By  Andrew Imber

There is little that compares to the helpless feeling of watching an anticipated game’s clock bleed while your team gets dominated.

After a four year wait, the game flew by, and it was bad. The scoreboard won’t tell the story of America’s 1-0 loss on Friday in the Semis. Goaltender Jonathan Quick kept things respectable as the United States was dominated virtually the entire game, getting shutdown at best and looking lost at worst.

Ultimately, after a game like that, blame will fall down on many different parties. To me, the blame is deserved and should go specifically to one and partially to another.

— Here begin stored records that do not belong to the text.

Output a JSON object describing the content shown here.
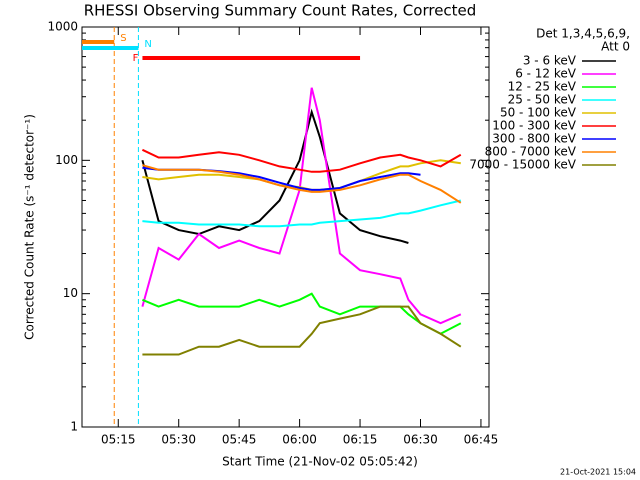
{
  "chart_data": {
    "type": "line",
    "title": "RHESSI Observing Summary Count Rates, Corrected",
    "xlabel": "Start Time (21-Nov-02 05:05:42)",
    "ylabel": "Corrected Count Rate (s⁻¹ detector⁻¹)",
    "legend_title": [
      "Det 1,3,4,5,6,9,",
      "Att 0"
    ],
    "footer": "21-Oct-2021 15:04",
    "log_y": true,
    "legend": "right",
    "xlim": [
      "05:06",
      "06:47"
    ],
    "xticks": [
      "05:15",
      "05:30",
      "05:45",
      "06:00",
      "06:15",
      "06:30",
      "06:45"
    ],
    "ylim": [
      1,
      1000
    ],
    "yticks": [
      1,
      10,
      100,
      1000
    ],
    "flags": [
      {
        "label": "S",
        "color": "#ff8000",
        "start": "05:06",
        "end": "05:14",
        "dashed": true
      },
      {
        "label": "N",
        "color": "#00e0ff",
        "start": "05:06",
        "end": "05:20",
        "dashed": true
      },
      {
        "label": "F",
        "color": "#ff0000",
        "start": "05:21",
        "end": "06:15",
        "dashed": false
      }
    ],
    "x": [
      "05:21",
      "05:25",
      "05:30",
      "05:35",
      "05:40",
      "05:45",
      "05:50",
      "05:55",
      "06:00",
      "06:03",
      "06:05",
      "06:10",
      "06:15",
      "06:20",
      "06:25",
      "06:27",
      "06:30",
      "06:35",
      "06:40"
    ],
    "series": [
      {
        "name": "3 - 6 keV",
        "color": "#000000",
        "values": [
          100,
          35,
          30,
          28,
          32,
          30,
          35,
          50,
          100,
          230,
          150,
          40,
          30,
          27,
          25,
          24,
          null,
          null,
          null
        ]
      },
      {
        "name": "6 - 12 keV",
        "color": "#ff00ff",
        "values": [
          8,
          22,
          18,
          28,
          22,
          25,
          22,
          20,
          60,
          350,
          200,
          20,
          15,
          14,
          13,
          9,
          7,
          6,
          7
        ]
      },
      {
        "name": "12 - 25 keV",
        "color": "#00ff00",
        "values": [
          9,
          8,
          9,
          8,
          8,
          8,
          9,
          8,
          9,
          10,
          8,
          7,
          8,
          8,
          8,
          7,
          6,
          5,
          6
        ]
      },
      {
        "name": "25 - 50 keV",
        "color": "#00ffff",
        "values": [
          35,
          34,
          34,
          33,
          33,
          33,
          32,
          32,
          33,
          33,
          34,
          35,
          36,
          37,
          40,
          40,
          42,
          46,
          50
        ]
      },
      {
        "name": "50 - 100 keV",
        "color": "#e0c000",
        "values": [
          75,
          72,
          75,
          78,
          78,
          75,
          72,
          65,
          63,
          60,
          60,
          62,
          70,
          80,
          90,
          90,
          95,
          100,
          95
        ]
      },
      {
        "name": "100 - 300 keV",
        "color": "#ff0000",
        "values": [
          120,
          105,
          105,
          110,
          115,
          110,
          100,
          90,
          85,
          82,
          82,
          85,
          95,
          105,
          110,
          105,
          100,
          90,
          110
        ]
      },
      {
        "name": "300 - 800 keV",
        "color": "#0000ff",
        "values": [
          88,
          85,
          85,
          85,
          83,
          80,
          75,
          68,
          62,
          60,
          60,
          62,
          70,
          75,
          80,
          80,
          78,
          null,
          null
        ]
      },
      {
        "name": "800 - 7000 keV",
        "color": "#ff8000",
        "values": [
          92,
          85,
          85,
          85,
          82,
          78,
          72,
          65,
          60,
          58,
          58,
          60,
          65,
          72,
          78,
          78,
          70,
          60,
          48
        ]
      },
      {
        "name": "7000 - 15000 keV",
        "color": "#808000",
        "values": [
          3.5,
          3.5,
          3.5,
          4,
          4,
          4.5,
          4,
          4,
          4,
          5,
          6,
          6.5,
          7,
          8,
          8,
          8,
          6,
          5,
          4
        ]
      }
    ]
  }
}
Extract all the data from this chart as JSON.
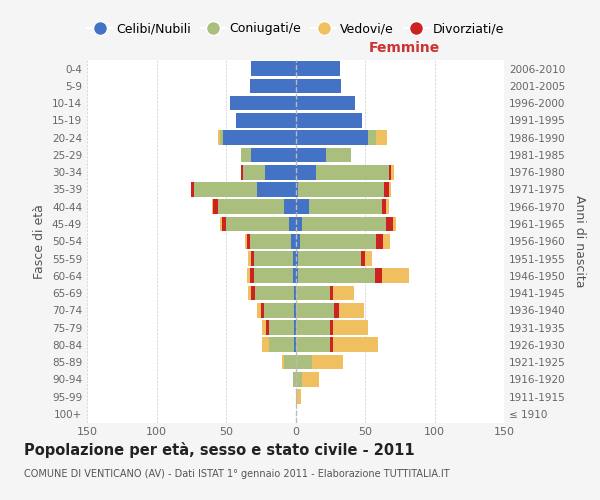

Unfortunately, coach Dan Bylsma, who had no answer at all for Canada deserves the majority of the blame. And no, it is not solely for not adjusting to Canada’s dominating defense. Bylsma lobbied to get his Pittsburgh defensive pair of Paul Martin and Brooks Orpik onto the team, despite the fact that the two have combined for a +3 rating on a team with a +48 goal differential.

Coming into the Olympics, even the most diehard Penguins fan could have told you that Orpik has been a shell of his 2010 self, and had no business to even be in the conversation of being included on the team. Bylsma wanted a familiar duo that he could trot out in second pairing minutes against the bigger teams. Then, Martin got injured, rendering Orpik even more out of his element. Considering Martin missed the last Olympics with injury, and almost missed this one as well, it had to be known that Martin could go down again at any time. It isn’t as though Martin played exceptionally well when he was healthy, either.

While Orpik had some solid defensive play at times, he lost his man on the only Canada goal, and had more than a few egregious turnovers during the tournament. He was on the ice for most of the goals allowed over the course of the Olympics, and contributed to why the US is playing for Bronze instead of Gold.

In a situation like that, the blame has to go to the selection over the player. Everybody knew what he was capable of, and what everyone (besides management) saw coming, happened. Erik Johnson, Jack Johnson and Keith Yandle were left at home so that Bylsma could get his guy. If it worked, he would have deserved credit. It didn’t, so he gets the blame. You live by the sword and die by the sword.

Of course, Bylsma shares some of the blame with the management team, mostly GM David Poile. At the end of the day, Poile makes the final call with the roster decision. He should have told Bylsma that the goal here is to win, not to play favorites.

It is tough to know for sure. Would Bobby Ryan, Kyle Okposo, or Jack Johnson have made a difference? Not necessarily. But in a one goal loss, where offense was badly needed, these are the questions that will be asked.

Gold was the goal. Now its Bronze. Hard to say that would be a major accomplishment, considering what we were capable of doing.